BACKGROUND: The landmark National Aeronautics and Space Administration Twins Study represented an integrated effort to launch human space life science research into the modern age of molecular- and "omics"-based studies. As part of the first One-Year Mission aboard the International Space Station, identical twin astronauts Scott and Mark Kelly were the subjects of this "out of this world" research opportunity. Telomeres, the natural ends of chromosomes that shorten with cell division and a host of lifestyle factors and stresses, are key molecular determinants of aging and aging trajectories. METHODS: We proposed that telomere length dynamics (changes over time) represent a particularly relevant and integrative biomarker for astronauts, as they reflect the combined experiences and environmental exposures encountered during spaceflight. Telomere length (quantitative polymerase chain reaction and telomere fluorescence in situ hybridization) and telomerase activity (quantitative polymerase chain reaction -telomere repeat amplification protocol) were longitudinally assessed in the space- and earth-bound twins. Chromosome aberrations (directional genomic hybridization), signatures of radiation exposure, were also evaluated. RESULTS: The twins had relatively similar telomere lengths before spaceflight, and the earth-bound twins' telomeres remained relatively stable over the course of the study. Surprisingly, the space twins' telomeres were longer during spaceflight, and upon return to Earth shortened rapidly, resulting in many more short telomeres after spaceflight than before. Chromosomal signatures of space radiation exposure were also elevated during spaceflight, and increased inversion frequencies persisted after spaceflight, suggestive of ongoing genome instability. CONCLUSION: Although the definitive mechanisms underlying such dramatic spaceflight-associated shifts in telomere length remain unclear, improved maintenance of telomere length has important implications for aging science and improving healthspan for those on Earth, as well.

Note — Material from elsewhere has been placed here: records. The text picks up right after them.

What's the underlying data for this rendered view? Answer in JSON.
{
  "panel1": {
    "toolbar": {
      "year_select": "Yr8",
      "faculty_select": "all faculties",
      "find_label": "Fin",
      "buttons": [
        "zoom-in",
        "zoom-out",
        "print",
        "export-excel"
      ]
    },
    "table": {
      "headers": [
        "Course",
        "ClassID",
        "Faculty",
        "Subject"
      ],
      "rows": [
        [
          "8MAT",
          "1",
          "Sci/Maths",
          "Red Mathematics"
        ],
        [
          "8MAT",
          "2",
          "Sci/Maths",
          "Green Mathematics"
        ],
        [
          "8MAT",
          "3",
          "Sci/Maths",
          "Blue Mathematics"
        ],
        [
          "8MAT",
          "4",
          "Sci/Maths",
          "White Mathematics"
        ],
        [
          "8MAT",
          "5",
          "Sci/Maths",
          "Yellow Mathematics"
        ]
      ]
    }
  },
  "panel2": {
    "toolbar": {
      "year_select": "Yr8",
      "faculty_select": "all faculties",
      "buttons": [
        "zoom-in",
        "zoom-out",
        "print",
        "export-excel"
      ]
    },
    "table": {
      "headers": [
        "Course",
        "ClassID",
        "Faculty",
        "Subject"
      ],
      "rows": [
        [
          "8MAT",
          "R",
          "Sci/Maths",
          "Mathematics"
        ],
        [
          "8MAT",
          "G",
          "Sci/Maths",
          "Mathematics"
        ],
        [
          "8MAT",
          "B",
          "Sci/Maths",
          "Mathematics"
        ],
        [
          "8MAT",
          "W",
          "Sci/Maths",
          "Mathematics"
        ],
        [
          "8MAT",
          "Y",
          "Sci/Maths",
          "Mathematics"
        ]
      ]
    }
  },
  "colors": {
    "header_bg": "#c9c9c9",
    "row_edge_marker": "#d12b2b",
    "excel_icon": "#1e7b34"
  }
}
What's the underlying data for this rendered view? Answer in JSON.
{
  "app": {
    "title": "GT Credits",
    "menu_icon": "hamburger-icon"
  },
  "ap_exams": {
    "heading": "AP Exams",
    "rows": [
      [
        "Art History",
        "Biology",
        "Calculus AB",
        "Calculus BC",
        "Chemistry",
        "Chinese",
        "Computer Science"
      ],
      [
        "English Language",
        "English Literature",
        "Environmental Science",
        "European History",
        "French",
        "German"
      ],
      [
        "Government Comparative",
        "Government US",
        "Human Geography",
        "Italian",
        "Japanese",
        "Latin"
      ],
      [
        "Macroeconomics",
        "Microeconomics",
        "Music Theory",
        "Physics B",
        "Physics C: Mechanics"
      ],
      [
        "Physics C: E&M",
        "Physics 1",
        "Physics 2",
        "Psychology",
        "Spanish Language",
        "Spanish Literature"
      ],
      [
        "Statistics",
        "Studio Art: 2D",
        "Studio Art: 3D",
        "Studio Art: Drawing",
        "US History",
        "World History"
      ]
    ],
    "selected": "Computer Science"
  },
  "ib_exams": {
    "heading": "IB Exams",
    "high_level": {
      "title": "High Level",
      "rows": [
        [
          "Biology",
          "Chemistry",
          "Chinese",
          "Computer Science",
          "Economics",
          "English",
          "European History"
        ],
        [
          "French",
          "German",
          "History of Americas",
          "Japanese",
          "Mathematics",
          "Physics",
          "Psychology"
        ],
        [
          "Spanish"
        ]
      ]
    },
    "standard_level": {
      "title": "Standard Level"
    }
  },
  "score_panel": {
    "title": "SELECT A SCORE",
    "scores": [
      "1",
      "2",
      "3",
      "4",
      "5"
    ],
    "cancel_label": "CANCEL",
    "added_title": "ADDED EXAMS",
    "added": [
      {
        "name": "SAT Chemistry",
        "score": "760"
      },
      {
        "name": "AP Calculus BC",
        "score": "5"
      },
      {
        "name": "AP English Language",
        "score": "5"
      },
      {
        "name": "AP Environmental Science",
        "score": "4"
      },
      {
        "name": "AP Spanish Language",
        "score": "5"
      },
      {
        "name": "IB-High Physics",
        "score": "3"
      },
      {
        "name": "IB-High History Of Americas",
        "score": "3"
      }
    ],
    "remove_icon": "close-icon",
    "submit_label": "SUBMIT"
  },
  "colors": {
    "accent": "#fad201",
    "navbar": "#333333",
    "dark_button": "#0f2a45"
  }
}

Temporal Telomere and DNA Damage Responses in the Space Radiation Environment.

Telomeres, repetitive terminal features of chromosomes essential for maintaining genome integrity, shorten with cell division, lifestyle factors and stresses, and environmental exposures, and so they provide a robust biomarker of health, aging, and age-related diseases. We assessed telomere length dynamics (changes over time) in three unrelated astronauts before, during, and after 1-year or 6-month missions aboard the International Space Station (ISS). Similar to our results for National Aeronautics and Space Administration's (NASA's) One-Year Mission twin astronaut (Garrett-Bakelman et al., 2019), significantly longer telomeres were observed during spaceflight for two 6-month mission astronauts. Furthermore, telomere length shortened rapidly after return to Earth for all three crewmembers and, overall, telomere length tended to be shorter after spaceflight than before spaceflight. Consistent with chronic exposure to the space radiation environment, signatures of persistent DNA damage responses were also detected, including mitochondrial and oxidative stress, inflammation, and telomeric and chromosomal aberrations, which together provide potential mechanistic insight into spaceflight-specific telomere elongation.